Esta ingenuidad, que su mismo autor acompañó con brutales carcajadas, sí que consiguió hacer sonreir al padre Claudio, y hasta el secretario levantó un poco la cabeza con el entrecejo contraído como para contener la risa. Aquel garañón ensotanado resultaba gracioso.
El padre Claudio permaneció algunos minutos entregado a la reflexión, y, al fin, dijo a su subordinado con cierto entusiasmo:
—Comprenda usted bien lo que la Compañía desea de su única habilidad y para qué quiere emplear ésta. Nuestro poder indestructible, que se extiende por todo el universo, tiene su principal base en el estudio que hacemos del carácter de cada persona que deseamos explotar y los medios que ponemos en práctica para halagar sus aficiones. Si se trata de un entusiasta por la ciencia, ponemos a su lado a un individuo de la Orden versado en toda clase de conocimientos; si de un escritor, le enviamos otro que le hable lo mismo de Horacio que de San Agustín y de Voltaire; si es una mujer histérica y fanatizada, le damos por director espiritual un monomaníaco que la relate con entusiasmo y convicción visiones celestes y milagros estupendos; y cuando tropezamos con una baronesa de Carrillo, arca de comprimido placer que está esperando la ansiada llave para desbordarse, nos valemos de un padre Felipe, ogro insaciable de carne femenil, incapaz de distinguir en su ciego apetito, y que lo mismo se almuerza una diosa que se cena una Maritornes. "El mundo, comedia es", como dijo un poeta; y aquí lo importante es que la Compañía tenga siempre preparados buenos actores, capaces de desempeñar con naturalidad y perfección los más difíciles papeles. Todos sirven igual a la Orden, y tanto mérito como cualquiera de nuestros hermanos que confiesan reinas y princesas, tiene usted, padre Felipe, apagando la hidrópica sed de amor que siente doña Fernanda. Cumpla usted su misión tan perfectamente como yo espero.

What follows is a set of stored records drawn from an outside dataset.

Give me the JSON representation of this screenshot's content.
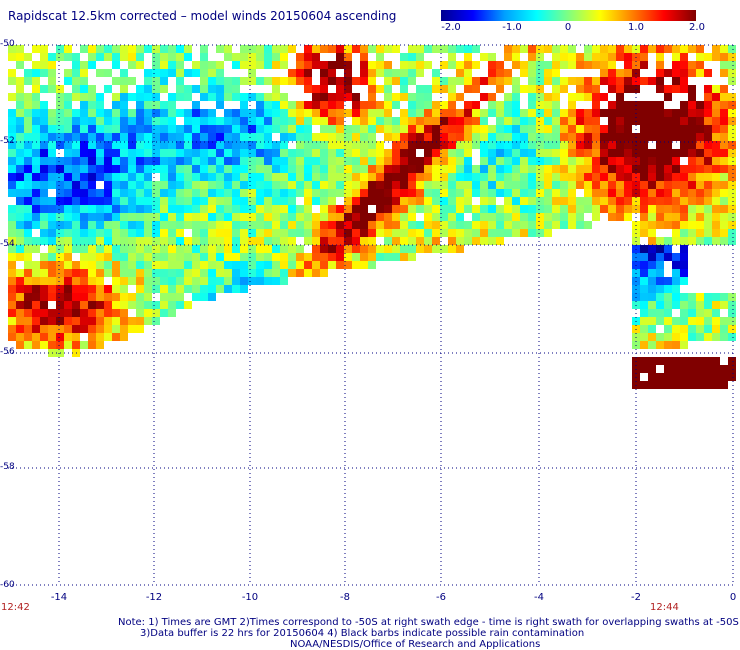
{
  "title": "Rapidscat 12.5km corrected – model winds 20150604 ascending",
  "colorbar": {
    "labels": [
      "-2.0",
      "-1.0",
      "0",
      "1.0",
      "2.0"
    ],
    "colors": [
      "#000090",
      "#0000ff",
      "#00a0ff",
      "#00ffff",
      "#80ff80",
      "#ffff00",
      "#ff8000",
      "#ff0000",
      "#800000"
    ]
  },
  "axes": {
    "y_ticks": [
      "-50",
      "-52",
      "-54",
      "-56",
      "-58",
      "-60"
    ],
    "x_ticks": [
      "-14",
      "-12",
      "-10",
      "-8",
      "-6",
      "-4",
      "-2",
      "0"
    ],
    "xlim": [
      -15,
      0
    ],
    "ylim": [
      -60,
      -50
    ]
  },
  "times": {
    "left": "12:42",
    "right": "12:44"
  },
  "notes": [
    "Note: 1) Times are GMT 2)Times correspond to -50S at right swath edge - time is right swath for overlapping swaths at -50S",
    "3)Data buffer is 22 hrs for 20150604 4) Black barbs indicate possible rain contamination",
    "NOAA/NESDIS/Office of Research and Applications"
  ]
}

El brutal jesuíta quedó como desvanecido por aquellos elogios que le disparaba su superior, y después de una larga pausa, preguntó:
—¿De modo que mi misión se reduce, sencillamente, a conquistar a la baronesa?
—A satisfacerla, pues su conquista, es cuestión de poca importancia. Conozco bien a doña Fernanda, y sé que ella le adelantará la mitad del camino.
—La dejaré satisfecha—dijo el jesuitazo, con el mismo orgullo del campeón que está muy seguro de sus fuerzas.